River restoration and the preservation of salmon spawning habitat is critical and takes enormous investment, often far beyond the capabilities of the government. Around the Campbell River, the Nature Conservancy of Canada, the Weston family through the W. Garfield Weston Foundation and other corporate sponsors are partnering with the community in a massive reconstruction of the 47-acre estuary where half of the river’s salmon hatch. They are spurred on by the children and grandchildren of Haig-Brown. Tons of industry-polluted soil have been removed; new creek beds have been designed and dredged and water again flows fast and deep. Truckloads of gravel have restored the spawning beds. Salmon enhancement programs like that on the Quinsam River (a tributary of the Campbell, which releases four million Chinook annually) ensure there are enough fish to return.

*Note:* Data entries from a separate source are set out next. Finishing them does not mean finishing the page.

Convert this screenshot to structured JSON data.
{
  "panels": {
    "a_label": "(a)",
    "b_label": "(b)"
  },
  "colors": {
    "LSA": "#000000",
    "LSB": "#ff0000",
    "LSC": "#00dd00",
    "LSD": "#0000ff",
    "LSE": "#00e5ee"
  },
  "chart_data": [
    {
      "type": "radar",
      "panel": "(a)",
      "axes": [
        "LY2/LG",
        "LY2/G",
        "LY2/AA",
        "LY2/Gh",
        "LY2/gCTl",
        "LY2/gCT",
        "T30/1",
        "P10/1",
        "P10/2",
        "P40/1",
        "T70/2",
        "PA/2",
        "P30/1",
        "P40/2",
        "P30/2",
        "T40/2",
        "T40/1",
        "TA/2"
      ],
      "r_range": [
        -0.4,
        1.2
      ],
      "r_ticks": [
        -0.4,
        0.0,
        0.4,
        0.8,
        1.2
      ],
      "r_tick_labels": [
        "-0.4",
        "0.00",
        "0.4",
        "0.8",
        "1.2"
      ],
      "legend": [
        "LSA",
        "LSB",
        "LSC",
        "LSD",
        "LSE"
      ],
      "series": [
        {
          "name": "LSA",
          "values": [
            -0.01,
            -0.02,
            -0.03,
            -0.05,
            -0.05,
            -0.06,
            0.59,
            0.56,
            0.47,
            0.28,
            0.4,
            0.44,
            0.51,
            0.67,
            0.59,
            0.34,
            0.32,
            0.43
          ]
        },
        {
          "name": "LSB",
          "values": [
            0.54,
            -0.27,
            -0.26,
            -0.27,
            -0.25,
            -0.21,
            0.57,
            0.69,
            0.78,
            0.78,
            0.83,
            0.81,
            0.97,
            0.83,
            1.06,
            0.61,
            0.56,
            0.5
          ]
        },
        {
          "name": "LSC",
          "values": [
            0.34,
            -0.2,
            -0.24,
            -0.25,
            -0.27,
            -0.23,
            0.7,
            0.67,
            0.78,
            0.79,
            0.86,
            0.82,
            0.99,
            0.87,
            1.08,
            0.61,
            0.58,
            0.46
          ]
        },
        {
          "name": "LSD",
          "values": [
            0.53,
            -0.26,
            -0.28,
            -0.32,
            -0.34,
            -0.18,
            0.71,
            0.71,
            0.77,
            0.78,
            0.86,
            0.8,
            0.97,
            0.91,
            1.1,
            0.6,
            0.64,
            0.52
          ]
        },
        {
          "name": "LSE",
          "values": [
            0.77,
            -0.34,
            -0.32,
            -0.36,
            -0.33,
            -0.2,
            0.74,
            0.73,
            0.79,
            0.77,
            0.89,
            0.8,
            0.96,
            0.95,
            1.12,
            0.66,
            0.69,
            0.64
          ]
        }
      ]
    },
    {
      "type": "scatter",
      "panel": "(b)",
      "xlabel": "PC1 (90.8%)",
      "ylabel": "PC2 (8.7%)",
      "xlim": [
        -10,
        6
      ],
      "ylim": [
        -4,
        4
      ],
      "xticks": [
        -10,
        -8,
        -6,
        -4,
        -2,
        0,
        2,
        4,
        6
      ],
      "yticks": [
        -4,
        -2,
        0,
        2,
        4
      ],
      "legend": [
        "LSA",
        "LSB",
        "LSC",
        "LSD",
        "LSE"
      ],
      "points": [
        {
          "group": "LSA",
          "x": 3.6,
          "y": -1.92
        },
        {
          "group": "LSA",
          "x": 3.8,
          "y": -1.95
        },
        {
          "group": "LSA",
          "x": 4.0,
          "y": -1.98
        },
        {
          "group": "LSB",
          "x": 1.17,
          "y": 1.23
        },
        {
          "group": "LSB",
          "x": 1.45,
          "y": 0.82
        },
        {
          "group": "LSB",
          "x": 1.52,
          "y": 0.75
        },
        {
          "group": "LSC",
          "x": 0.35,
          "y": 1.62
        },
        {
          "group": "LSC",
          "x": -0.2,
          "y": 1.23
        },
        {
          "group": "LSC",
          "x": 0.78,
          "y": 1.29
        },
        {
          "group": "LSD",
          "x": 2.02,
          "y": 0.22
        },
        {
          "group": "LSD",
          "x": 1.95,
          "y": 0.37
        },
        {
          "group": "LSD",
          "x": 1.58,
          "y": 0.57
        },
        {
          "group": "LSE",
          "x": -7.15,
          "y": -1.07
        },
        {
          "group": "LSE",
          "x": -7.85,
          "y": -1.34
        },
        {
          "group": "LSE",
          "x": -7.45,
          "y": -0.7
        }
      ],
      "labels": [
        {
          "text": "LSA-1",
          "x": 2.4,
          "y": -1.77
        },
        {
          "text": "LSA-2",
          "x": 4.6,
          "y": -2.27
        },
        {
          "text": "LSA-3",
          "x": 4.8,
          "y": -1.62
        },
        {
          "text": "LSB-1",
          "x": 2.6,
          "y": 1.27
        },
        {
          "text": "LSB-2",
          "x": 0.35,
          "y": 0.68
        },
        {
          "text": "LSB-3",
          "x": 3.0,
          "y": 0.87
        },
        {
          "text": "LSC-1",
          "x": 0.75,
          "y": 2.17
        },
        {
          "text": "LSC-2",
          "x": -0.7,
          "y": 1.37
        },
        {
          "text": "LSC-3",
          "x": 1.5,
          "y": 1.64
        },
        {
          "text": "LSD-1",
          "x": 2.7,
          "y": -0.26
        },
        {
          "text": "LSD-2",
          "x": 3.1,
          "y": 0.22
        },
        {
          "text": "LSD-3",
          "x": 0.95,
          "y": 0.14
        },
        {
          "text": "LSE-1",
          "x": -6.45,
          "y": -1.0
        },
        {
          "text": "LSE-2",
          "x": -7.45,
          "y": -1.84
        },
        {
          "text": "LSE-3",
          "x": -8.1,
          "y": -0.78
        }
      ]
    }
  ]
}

With local vision supported by such extraordinary generosity, Haig-Brown’s salmon will be protected for generations of anglers to come and like him, perhaps my own grandchildren will ponder the mystery of this great fish and swim with them in his river.

A primer of salmon species
Chinook (Oncorhynchus tshawytscha) Also known as spring, king and tyee. Feisty and beautiful with black mouths and spotted blue-green backs, they are the most sought after of the five Pacific salmon species.
Coho (Oncorhynchus kisutch) The second most popular among recreational fishers are sleek and when caught are five to 12 pounds. The coho fishery is mainly catch and release.
Sockeye (Oncorhynchus nerka) Has the reddest flesh of all wild salmon. Well over half of the annual 24,800 tonne catch is canned.
Milder flavoured chum (Oncorhynchus keta) and pink (Oncorhynchus gorbuscha) make up a large portion of the commercial harvest and are the game fish of autumn.
Steelhead (Oncorhynchus mykiss) The fly fisher’s dream. Unusual because they may come back to spawn two to three times.